Manche Eltern kennen die Zahnarztangst von sich selbst, andere nicht. Es gibt spezielle Methoden, wie Erwachsene und Kinder diese überwinden können. Bei Kindern sollte das etwas leichter gelingen. Wichtig zu wissen: Genauso schlimm oder noch schlimmer wie eine eigene schlechte Erfahrung beim Zahnarzt wirkt auf das Kind ein negatives Vorbild aus der Familie (oder auch aus dem erweiterten Umfeld im Freundeskreis), wenn dort jemand starke Zahnarztangst hat. Diese überträgt sich durchaus.
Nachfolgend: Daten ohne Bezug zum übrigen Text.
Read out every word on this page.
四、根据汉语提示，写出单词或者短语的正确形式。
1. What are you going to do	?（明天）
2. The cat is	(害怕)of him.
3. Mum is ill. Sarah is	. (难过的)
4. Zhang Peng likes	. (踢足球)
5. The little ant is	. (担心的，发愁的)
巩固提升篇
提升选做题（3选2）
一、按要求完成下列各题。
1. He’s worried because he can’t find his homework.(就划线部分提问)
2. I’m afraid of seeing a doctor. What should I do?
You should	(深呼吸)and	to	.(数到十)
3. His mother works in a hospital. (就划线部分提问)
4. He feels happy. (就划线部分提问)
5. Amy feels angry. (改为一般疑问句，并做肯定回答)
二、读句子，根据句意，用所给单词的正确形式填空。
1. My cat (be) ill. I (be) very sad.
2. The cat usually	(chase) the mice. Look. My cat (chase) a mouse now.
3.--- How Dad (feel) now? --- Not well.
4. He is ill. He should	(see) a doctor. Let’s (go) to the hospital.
Es gibt auf Angstpatienten spezialisierte Zahnärztinnen und Zahnärzte. Diese werben damit, ein Besuch bei ihnen ist auch erwachsenen Angstpatienten zu empfehlen. Die betreffende Ärztin bzw. der betreffende Arzt reden mit den betroffenen Patient*innen, wobei sie Erwachsene nach negativen Vorerfahrungen befragen können, Kinder hingegen nicht. Für diese nehmen sich die Ärzt*innen besonders viel Zeit: Die Behandlung beginnt definitiv erst, wenn die kleinen Patienten offenkundig angstfrei sind. Das Kind bekommt vor der Behandlung vermittelt, dass es keine unangenehmen Gefühle oder gar Schmerzen erleiden muss. Es gibt hierfür verschiedene Methoden, die gute Zahnärzt*innen kombiniert anwenden:

  • schmerzfreie Behandlung
  • visuelle Ablenkung
  • vertrauensvoller Umgang mit dem Kind
  • häufigere Pausen
  • spielerisches Erklären der Zahnbehandlung

Eine „abgeschaute“ Angst können Eltern als Vorbilder und Bezugspersonen gemeinsam mit ihrem Kind überwinden. Sie dürfen beispielsweise niemals einen eigenen Zahnarztbesuch negativ darstellen. Je entspannter Eltern mit diesem Thema umgehen, desto gelassener bleibt das Kind. Wichtig ist es auch, Kinder von klein auf an die Routine regelmäßiger Zahnarztbesuche zu gewöhnen. Diese sind so selbstverständlich wie das alltägliche Zähneputzen. Ebenso wichtig ist es, nicht erst dann mit einem Kind zum Zahnarzt zu gehen, wenn dieses schon massive Zahnprobleme hat. Ein zahngesundes Kind muss bei der Kontrolluntersuchung beim Zahnarzt keine Eindrücke von Schmerz und Stress mitnehmen.

Fazit

Eine frühzeitige Zahnpflege mit den richtigen Mitteln, die Prophylaxe mit Fluorid und regelmäßige Kontrolluntersuchungen beim Zahnarzt fördern die kindliche und damit die lebenslängliche Zahngesundheit. Die Kinder werden es ihren Eltern später danken.